Sunday, October 18, 2009

Robert Kirby 1948-2009

I mentioned a while back Harry Robinson's work with Nick Drake and Sandy Denny, but most of Nick Drake's string arrangements were done by Robert Kirby, a fellow Cambridge student when they met.

Times obituary :

At this stage, Kirby’s ambitions in music extended no further than becoming a music teacher at a public school: “doing the choir, a bit of Gilbert and Sullivan,” as he put it many years later to Drake’s biographer, Patrick Humphries. Five Leaves Left was well enough received by the critics but sold abysmally. Yet despite the poor sales, the cheque for his work was sufficiently substantial to persuade Kirby to leave Cambridge and embark upon a full-time career as an arranger.
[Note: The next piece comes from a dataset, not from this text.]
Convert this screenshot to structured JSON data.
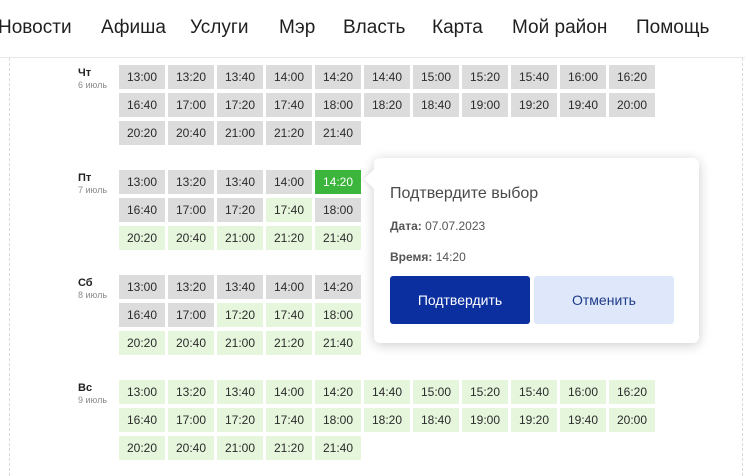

One of his favourite stories concerned a parting shot to one of his disapproving tutors at Cambridge, who told him that his work sounded like a television commercial. “Gosh, as good as that,” was Kirby’s well-aimed response...

Finding it increasingly hard to make a decent living as an arranger, he took up a career in marketing.





I liked the recorders and strings he did for Vashti Bunyan, on whom I blogged here.


3 comments:

Anonymous said...

what a load of crap

Bessie said...

I dunno. My favourite Nick Drake album -- the one I listen to over and over -- is Pink Moon, which is mercifully lacking in string arrangements.

I accept that River Man is lovely, but the guitar-only version on Made to Love Magic holds its own without the strings.

Laban said...

River Man was a Harry Robinson arrangement. I guess I'm a sucker for strings. A lot of people reckon Sandy Denny stuff was ruined by the strings, but I like them - although (as with ND) the songs can stand by themselves.